DIE LINKE.  Bremen 


5. Juli 2008

Ein Maulkorberlass gegen die Verbreitung von Wahrheiten

Schlagzeile aus dem Weserkurier v. 05.07.08

Dass die geplanten Sparmaßnahmen keine Spuren bei der Krankenversorgung hinterlassen, ist unwahrscheinlich. Wenn Stellen gestrichen werden, verschlechtert sich entweder die Qualität der Leistungen oder diese werden gleich ganz reduziert. Bei Patienten heißt das: entweder sie werden schlechter oder gar nicht versorgt. Das ist die einfache Wahrheit. Das wissen auch alle. 

Im Klinikum Nord (Vegesack)
schlugen Mitarbeiter Alarm. Wie "Die Norddeutsche" (die Regionalausgabe des Weserkuriers) vom 04.07.08 auf der ersten Seite berichtete, soll im Klinikum Nord in der Inneren zum 15. Juli die größte von sieben Stationen mit 26 Planbetten geschlossen werden. Folge: Qualitätseinbußen bei der Patientenversorgung. Die Schließung werde - so die Darstellung von ver.di-Vertrauensmann Rehder - eine tendenzielle Überbelegung der verbeibenden internistischen Stationen zur Folge haben.

In der Prof. Hess-Kinderklinik (Klinikum Bremen-Mitte)
verfassten Ärztinnen, Ärzte und Pflegende aus der Prof. Hess-Kinderklinik mit einer Unterschriftenliste von über zwei Din-A4-Seiten ein Protestschreiben - und brachten es an die Öffentlichkeit. Die Folge der geplanten Sparmaßnahmen könnte sein, dass aus Platzmangel Eltern nicht mehr bei ihren Kindern übernachten könnten und Kinder deshalb ans Bett gefesselt werden müßten.

In der Urologischen Klinik (Klinikum Bremen-Mitte)
hatten sich sich Ärzte gegen die faktische "Teilschließung" einer Station ausgesprochen. Wir berichteten.

Das alles ist natürlich mehr als peinlich für den neuen verantwortlichen Gesundheit-Nord-Geschäftsführer Diethelm Hansen, der großspurig verkündet hat, rd. 1200 Stellen in den vier kommunalen Bremer Kliniken abzubauen. Der Rationalisierungs-Geschäftsführer reagiert in dieser Lage typisch.

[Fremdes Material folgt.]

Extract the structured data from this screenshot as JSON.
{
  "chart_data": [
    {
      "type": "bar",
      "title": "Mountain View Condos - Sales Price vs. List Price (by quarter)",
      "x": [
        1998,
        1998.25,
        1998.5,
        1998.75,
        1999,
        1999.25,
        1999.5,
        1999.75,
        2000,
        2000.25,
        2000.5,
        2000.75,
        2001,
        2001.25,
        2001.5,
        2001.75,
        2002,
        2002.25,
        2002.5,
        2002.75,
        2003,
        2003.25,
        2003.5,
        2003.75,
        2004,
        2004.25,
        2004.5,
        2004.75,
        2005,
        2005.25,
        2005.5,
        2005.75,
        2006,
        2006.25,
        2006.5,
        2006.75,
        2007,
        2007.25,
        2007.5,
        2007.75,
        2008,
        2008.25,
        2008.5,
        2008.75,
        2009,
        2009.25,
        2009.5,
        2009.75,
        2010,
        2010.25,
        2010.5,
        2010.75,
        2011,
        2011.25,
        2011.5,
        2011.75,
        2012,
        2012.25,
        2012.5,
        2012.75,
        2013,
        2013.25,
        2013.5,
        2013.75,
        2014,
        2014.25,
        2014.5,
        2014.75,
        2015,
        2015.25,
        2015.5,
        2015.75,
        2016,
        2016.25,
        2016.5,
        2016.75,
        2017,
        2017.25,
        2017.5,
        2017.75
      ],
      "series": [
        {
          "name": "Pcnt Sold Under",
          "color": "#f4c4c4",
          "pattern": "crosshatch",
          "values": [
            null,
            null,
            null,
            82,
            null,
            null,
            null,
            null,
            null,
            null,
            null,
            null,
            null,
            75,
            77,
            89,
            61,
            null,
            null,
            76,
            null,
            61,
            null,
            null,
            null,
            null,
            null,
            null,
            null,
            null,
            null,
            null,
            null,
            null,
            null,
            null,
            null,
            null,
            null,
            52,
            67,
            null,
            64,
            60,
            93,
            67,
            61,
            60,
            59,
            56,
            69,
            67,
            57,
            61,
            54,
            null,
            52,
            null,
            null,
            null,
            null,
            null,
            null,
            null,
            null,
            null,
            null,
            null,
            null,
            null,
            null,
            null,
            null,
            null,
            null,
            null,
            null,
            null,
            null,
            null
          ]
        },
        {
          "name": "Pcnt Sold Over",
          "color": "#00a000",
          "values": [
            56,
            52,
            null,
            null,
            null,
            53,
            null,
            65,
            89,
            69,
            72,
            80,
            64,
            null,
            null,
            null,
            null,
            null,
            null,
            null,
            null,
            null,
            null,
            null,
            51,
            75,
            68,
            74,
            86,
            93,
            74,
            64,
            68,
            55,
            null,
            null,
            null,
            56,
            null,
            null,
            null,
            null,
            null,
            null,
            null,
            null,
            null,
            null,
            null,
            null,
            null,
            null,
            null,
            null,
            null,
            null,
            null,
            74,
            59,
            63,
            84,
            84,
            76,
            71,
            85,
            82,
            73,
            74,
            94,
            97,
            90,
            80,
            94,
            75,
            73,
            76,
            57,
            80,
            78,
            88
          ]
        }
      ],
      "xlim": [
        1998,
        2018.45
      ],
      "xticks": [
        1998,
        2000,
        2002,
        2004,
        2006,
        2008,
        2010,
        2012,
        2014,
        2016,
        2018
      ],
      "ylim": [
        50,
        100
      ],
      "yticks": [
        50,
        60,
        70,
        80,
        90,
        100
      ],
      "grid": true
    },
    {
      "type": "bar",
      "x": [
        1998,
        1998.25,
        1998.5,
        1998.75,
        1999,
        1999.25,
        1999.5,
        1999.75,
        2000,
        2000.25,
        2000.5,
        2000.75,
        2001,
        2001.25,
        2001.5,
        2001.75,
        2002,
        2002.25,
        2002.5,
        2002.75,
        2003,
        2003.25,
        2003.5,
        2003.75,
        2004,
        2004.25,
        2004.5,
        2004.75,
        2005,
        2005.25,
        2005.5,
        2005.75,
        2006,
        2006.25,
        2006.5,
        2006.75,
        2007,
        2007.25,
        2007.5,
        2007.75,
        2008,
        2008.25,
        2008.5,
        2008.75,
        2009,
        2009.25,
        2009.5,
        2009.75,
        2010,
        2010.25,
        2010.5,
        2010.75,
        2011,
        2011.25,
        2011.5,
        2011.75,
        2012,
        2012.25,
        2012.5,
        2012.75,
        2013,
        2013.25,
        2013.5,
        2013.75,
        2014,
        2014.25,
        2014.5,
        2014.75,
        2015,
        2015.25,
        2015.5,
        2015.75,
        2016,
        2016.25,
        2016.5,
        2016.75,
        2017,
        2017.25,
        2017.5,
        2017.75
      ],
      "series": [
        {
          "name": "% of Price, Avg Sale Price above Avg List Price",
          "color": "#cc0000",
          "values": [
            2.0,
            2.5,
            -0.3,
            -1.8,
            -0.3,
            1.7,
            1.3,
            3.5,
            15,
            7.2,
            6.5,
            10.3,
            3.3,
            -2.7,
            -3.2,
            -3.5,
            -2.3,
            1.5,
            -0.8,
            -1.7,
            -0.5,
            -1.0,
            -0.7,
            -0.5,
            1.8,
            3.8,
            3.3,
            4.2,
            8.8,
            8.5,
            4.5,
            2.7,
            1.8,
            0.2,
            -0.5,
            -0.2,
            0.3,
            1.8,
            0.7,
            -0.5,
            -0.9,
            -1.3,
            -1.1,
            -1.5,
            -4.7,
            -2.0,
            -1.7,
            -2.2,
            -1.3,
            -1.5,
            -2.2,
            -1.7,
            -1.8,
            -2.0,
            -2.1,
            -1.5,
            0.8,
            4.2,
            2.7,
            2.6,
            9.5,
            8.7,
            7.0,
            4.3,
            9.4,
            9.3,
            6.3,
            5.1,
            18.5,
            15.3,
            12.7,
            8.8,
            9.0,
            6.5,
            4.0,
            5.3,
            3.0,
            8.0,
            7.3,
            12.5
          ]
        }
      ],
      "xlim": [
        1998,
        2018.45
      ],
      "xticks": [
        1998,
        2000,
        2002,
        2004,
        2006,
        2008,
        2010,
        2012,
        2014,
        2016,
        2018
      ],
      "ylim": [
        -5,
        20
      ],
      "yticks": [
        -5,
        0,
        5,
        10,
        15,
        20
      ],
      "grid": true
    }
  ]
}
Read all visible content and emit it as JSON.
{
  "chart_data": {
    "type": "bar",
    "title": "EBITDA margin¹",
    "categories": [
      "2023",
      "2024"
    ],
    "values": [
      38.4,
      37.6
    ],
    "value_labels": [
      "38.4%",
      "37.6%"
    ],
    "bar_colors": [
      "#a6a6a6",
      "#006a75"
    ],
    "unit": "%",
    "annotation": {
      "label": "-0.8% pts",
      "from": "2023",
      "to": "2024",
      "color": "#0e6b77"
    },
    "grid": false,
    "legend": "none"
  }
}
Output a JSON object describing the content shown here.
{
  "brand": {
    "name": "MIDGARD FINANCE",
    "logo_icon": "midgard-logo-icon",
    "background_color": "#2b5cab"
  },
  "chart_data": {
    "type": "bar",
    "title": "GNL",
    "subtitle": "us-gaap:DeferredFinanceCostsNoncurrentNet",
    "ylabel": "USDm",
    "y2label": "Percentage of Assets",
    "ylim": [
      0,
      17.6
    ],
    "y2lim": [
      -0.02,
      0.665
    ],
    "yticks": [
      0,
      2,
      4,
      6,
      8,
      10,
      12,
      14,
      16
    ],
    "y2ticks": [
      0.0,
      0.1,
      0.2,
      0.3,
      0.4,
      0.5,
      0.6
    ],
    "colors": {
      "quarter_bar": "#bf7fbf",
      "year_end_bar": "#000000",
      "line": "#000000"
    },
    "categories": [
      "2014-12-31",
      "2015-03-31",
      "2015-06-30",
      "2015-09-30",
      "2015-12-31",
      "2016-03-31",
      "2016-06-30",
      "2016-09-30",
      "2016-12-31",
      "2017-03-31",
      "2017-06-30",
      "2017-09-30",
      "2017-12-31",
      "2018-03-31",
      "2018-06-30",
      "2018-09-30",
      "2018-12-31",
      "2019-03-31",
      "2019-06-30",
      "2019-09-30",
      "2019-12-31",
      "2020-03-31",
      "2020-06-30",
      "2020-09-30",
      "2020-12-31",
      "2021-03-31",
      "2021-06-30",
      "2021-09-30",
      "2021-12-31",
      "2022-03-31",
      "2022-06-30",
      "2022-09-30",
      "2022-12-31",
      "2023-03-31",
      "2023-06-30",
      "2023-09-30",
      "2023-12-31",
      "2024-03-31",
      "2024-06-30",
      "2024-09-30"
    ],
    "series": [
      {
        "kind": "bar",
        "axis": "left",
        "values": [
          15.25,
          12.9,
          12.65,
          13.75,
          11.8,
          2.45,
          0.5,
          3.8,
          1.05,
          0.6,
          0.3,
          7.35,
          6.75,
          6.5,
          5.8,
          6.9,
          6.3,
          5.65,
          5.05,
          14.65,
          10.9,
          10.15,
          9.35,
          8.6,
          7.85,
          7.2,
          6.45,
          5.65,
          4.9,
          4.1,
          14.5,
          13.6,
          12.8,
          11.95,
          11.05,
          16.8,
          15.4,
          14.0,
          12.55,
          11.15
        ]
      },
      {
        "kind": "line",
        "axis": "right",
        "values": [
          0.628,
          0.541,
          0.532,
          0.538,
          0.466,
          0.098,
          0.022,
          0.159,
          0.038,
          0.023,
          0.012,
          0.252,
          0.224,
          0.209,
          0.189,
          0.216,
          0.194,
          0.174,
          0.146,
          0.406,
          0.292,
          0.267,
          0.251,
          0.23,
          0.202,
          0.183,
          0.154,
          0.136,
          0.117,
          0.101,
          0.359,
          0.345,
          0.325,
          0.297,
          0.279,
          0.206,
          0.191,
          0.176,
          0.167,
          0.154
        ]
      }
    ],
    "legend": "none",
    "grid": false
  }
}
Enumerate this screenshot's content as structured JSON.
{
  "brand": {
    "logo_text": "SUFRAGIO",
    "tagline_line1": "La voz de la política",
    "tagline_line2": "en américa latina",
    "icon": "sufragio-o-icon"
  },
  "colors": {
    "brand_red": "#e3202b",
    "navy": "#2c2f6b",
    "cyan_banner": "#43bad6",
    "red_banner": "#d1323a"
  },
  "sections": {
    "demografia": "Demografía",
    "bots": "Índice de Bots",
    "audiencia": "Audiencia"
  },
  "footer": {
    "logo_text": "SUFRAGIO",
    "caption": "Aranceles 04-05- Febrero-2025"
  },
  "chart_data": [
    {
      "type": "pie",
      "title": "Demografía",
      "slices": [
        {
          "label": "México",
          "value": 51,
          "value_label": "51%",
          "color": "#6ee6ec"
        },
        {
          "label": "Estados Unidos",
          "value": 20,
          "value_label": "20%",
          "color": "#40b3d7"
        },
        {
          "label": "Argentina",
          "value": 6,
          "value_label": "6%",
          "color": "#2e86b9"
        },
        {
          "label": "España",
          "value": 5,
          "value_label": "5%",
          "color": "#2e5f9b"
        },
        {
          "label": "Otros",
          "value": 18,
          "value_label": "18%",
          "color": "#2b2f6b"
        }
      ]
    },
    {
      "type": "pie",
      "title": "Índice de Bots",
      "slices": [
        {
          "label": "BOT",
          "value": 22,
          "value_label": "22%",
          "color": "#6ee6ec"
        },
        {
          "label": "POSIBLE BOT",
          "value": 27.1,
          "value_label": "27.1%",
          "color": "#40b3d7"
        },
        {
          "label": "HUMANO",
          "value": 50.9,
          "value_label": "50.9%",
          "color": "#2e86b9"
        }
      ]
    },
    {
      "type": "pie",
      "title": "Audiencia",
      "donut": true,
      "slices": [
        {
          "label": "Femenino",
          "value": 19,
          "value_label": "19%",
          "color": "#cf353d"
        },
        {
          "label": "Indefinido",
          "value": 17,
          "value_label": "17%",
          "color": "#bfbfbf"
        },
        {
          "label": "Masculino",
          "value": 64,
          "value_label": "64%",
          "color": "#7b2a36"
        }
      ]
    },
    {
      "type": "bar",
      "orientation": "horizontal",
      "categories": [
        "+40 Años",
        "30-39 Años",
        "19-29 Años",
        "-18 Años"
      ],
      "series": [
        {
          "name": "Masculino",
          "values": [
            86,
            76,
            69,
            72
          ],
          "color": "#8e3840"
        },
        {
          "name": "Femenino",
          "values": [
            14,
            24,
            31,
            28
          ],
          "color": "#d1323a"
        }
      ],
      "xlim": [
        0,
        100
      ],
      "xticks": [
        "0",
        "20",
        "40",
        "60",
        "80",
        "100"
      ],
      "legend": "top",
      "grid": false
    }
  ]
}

Erstens: er weist die Kritik als unzutreffen zurück. Und er weiß, dass ihm dieses Dementi keiner glaubt. "Größte Verärgerung" habe er über diese Berichte empfunden. Er fordert eine "realistische Einschätzung statt krasser Fehlinterpretation". Die Kritik wäre unzutreffend. (Weserkurier v. 05.07.08)
Zweitens: er lässt auch den Direktor der Prof. Hess-Kinderklinik und Mitglieder der ärztlichen Geschäftsführer im Klinikum Mitte, Hans-Iko Huppertz, dementieren: "Eine Fixierung von Kindern wird es in meiner Klinik nicht geben"; und selbstverständlich werde es auch weiterhin möglich sein, dass Eltern bei ihren Kindern übernachten. Darüberhinaus sei es eine haltlose Behauptung, dass von den Sparmaßnahmen gerade Kinder aus sozial schwachen Verhältnissen besonders betroffen seien. (Weserkurier v. 05.07.08) Wer ist hier glaubwürdiger? Der (weisungsabhängige) Direktor, der die Maßnahmen mit-verantwortet,  oder die direkt betroffenen Ärzte, Krankenschwestern und -pfleger, die darunter leiden? Die Kinder als Patienten können sich ja nicht äußern!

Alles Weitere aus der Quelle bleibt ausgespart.